You might think “how is this different from the reality now?” That is very much the point. We have already come to a position where relationships are complicated but, crucially, not ended. In what some might call “classic Anglican style” we have arrived at what might be a contemporary via media, or middle way: the “high common ground”.
Not only is this resolution absolutely vital for the Anglican Communion internally, but also for our ecumenical relationships. We pray for the restoration of the full visible unity of the universal church, characterised by unity in diversity within the Anglican Communion and between the global churches. We need to find agreed ways of being together and agreed ways of working with other Christians coherently, despite our differences.
This Primates’ Meeting will, by the grace of God, help bring it about.
Archbishop David Moxon, is the Archbishop of Canterbury’s representative to the Holy See and Director of the Anglican Centre in Rome. He was Primate of the Anglican Church in Aotearoa, New Zealand & Polynesia until 2013.
Father David Moxon returned from theological studies at Oxford University in the U.K. in the late 1970s to attend Saint John’s Theological College in Auckland, New Zealand, to undertake Maori Studies under the tutelage of Canon John Tamahori who was then our Lecturer in that subject.
I was attending SJC at that time, as an S.S.F. Brother studying for the L.Th. exams, and was intrigued by this exotic New Zealander who had been personally advised by the then Bishop of Auckland, +Paul Reeves – later to become Archbishop of Aotearoa/New Zealand – (who had been his presenting bishop before ordination for the Waiapu Diocese) to undertake further studies in Maori at St. John’s College, Auckland. Around that time, when I was studying at Saint John’s, the College was host to two more students destined to become bishops in ACANZP – ++Philip Richardson, now the Pakeha Archbishop of New Zealand, and +Kelvin Wright, currently Bishop of Dunedin.
Archbishop David Moxon’s ministry in both Maori and Pakeha Tikanga in ACANZP gifted him abundantly for his current role as the latest Anglican Communion Representative to the Holy See, which task he took up in 2013 after his episcopal ordination as Bishop of Waikato. N.Z. in 1993, and his accession as Pakeha Tikanga Archbishop of New Zealand in 2006.
Archbishop David’s Anglo-Catholic leanings – not unlike those of his mentor, former Archbishop Paul Reeves – led to an easy relationship with the Roman Catholic Bishops in Aotearoa/New Zealand. In fact, he was first ordained Bishop of Waikato in the R.C. Cathedral in Hamilton, because his own Anglican Cathedral was not deemed large enough to contain the likely congregation on that august occasion.

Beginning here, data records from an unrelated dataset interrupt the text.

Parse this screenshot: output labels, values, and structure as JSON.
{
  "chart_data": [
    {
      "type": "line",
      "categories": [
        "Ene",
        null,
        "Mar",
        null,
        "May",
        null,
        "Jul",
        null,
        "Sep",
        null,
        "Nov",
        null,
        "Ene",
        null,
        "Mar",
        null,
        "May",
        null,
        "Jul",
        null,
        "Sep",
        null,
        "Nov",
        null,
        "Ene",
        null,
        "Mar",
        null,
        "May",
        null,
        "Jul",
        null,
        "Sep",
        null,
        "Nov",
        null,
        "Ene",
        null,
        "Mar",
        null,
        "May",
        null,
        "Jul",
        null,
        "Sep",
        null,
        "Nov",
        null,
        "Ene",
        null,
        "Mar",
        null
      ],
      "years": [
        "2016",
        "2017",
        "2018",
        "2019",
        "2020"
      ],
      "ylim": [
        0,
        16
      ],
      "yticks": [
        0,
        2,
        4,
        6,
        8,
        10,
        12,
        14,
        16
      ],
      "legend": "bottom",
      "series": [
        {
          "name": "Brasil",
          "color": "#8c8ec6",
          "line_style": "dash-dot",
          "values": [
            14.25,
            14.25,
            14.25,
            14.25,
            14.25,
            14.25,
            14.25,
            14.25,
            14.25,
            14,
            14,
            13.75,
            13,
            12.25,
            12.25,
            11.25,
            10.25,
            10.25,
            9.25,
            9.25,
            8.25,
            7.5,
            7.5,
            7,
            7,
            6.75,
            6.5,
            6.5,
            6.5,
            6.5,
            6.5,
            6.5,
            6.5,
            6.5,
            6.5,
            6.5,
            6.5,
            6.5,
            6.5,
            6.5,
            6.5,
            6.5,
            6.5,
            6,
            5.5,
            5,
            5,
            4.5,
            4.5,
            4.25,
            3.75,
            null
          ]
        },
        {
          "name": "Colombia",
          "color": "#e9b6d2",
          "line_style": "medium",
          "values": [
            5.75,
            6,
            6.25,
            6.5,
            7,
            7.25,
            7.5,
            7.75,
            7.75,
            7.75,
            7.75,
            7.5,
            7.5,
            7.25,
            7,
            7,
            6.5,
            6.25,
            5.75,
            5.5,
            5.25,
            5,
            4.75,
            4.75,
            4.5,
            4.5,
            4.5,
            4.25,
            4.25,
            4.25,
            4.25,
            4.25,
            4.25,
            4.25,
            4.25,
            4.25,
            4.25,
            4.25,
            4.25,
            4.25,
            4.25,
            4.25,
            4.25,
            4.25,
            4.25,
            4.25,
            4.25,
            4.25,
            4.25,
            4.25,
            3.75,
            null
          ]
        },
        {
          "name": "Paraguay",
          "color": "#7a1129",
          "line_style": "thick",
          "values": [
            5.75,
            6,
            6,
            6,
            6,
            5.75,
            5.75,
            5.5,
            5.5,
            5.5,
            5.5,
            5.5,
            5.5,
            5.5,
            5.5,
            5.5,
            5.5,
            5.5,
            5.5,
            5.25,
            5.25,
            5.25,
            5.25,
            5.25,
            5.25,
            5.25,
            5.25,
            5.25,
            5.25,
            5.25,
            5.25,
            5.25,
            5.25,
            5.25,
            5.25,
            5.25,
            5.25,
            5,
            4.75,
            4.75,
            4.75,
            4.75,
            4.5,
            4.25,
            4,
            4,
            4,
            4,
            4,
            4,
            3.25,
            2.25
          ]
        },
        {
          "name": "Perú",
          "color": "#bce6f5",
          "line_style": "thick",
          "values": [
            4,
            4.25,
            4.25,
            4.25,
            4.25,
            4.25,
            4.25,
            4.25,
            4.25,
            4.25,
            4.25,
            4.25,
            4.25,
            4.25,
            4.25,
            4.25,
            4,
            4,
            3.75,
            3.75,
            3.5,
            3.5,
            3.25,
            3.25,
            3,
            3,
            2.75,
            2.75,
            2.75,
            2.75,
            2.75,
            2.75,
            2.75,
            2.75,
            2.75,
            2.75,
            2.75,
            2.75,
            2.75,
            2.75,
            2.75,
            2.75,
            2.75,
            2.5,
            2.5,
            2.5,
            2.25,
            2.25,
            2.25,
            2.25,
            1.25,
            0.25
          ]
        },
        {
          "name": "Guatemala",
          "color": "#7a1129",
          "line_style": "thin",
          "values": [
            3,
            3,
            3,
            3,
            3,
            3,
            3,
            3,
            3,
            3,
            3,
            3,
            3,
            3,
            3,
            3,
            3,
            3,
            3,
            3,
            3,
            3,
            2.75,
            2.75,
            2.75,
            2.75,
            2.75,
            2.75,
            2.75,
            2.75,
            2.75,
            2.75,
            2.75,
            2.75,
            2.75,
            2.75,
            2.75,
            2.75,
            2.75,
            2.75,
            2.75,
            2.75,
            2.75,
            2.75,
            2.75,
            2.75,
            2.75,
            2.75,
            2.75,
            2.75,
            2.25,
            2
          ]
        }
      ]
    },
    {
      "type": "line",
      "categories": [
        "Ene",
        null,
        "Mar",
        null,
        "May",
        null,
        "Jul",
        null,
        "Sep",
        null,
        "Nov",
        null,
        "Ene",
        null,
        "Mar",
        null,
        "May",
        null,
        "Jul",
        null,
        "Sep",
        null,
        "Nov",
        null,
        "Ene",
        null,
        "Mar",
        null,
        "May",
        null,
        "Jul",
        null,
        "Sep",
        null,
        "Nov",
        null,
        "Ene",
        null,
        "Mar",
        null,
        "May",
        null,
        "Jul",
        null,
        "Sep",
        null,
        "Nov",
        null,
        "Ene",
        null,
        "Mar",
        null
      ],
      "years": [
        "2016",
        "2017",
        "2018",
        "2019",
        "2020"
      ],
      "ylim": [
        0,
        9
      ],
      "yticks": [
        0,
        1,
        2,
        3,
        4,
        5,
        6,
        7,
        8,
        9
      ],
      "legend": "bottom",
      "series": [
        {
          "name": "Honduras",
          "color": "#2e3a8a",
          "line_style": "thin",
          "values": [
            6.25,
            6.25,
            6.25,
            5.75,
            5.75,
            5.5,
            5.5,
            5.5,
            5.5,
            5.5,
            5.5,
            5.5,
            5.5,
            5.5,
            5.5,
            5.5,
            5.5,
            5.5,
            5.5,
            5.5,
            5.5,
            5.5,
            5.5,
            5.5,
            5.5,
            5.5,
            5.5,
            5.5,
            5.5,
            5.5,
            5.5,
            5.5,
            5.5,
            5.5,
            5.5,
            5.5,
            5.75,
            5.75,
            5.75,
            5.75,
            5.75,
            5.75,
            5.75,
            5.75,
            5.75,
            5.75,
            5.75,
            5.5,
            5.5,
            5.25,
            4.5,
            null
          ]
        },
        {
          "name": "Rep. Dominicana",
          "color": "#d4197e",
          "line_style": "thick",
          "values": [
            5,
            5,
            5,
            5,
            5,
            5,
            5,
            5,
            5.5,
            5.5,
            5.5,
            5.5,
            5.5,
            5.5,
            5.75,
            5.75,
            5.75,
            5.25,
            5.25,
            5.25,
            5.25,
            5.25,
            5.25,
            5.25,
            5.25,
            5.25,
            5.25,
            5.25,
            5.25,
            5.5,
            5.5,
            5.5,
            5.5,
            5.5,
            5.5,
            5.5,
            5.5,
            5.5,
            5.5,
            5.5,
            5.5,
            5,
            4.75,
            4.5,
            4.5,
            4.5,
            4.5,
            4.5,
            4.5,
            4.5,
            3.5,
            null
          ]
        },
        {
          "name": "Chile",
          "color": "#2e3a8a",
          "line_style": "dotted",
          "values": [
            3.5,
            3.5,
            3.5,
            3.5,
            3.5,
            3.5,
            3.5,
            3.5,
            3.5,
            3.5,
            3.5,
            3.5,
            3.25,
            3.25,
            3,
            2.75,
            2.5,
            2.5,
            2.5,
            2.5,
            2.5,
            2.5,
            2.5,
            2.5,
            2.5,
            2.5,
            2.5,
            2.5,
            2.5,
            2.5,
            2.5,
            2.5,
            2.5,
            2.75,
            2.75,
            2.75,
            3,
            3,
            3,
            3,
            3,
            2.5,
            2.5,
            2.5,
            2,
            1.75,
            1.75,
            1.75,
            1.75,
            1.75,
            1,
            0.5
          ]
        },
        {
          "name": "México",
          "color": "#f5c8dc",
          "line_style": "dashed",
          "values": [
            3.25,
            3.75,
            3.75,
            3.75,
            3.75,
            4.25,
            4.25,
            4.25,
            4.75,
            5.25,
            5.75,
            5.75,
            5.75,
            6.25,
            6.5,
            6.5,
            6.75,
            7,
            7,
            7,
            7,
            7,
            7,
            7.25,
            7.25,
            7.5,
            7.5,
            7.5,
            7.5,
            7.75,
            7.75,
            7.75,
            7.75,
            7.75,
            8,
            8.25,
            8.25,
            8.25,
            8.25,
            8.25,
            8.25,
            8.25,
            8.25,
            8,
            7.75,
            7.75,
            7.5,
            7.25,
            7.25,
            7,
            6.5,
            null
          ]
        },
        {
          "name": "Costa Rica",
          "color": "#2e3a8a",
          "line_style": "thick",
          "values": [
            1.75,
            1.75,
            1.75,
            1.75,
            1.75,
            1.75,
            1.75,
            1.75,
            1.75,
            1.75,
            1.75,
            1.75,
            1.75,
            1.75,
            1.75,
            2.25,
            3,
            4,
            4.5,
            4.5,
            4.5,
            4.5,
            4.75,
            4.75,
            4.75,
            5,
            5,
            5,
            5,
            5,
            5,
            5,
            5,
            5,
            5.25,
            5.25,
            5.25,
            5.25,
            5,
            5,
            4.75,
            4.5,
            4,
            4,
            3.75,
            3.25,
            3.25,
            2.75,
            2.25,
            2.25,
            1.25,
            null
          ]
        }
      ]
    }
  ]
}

Bishop David’s work as Director of Theology for Education by Extension in the Provincial Church from 1987 – 1993 provided insights into a sphere that has equipped him for continuing dialogue with ARCIC and the Roman Catholic Church – a task with which he is now intimately involved, through direct contact with Pope Francis and officials at the Vatican in Rome, in which city he is now domiciled.
In this intimate relationship with the Roman Catholic Church, it would have been important to Archbishop David that he try to articulate the difficulties currently encountered in the Anglican Communion’s stand-off on issues of gender and sexuality – which happens to coincide with the imminent Roman Catholic Conference on the Family, called by Pope Francis to address problems encountered in his Church on the very same issues. With the Pope’s well-known desire to open up the Catholic Church to a more compassionate treatment of women and gays – despite the expected opposition of some members of the Curia – it may well be that these two ‘princes of the Church’ could provide some welcome support for one another in their ecumenical pastoral conversations.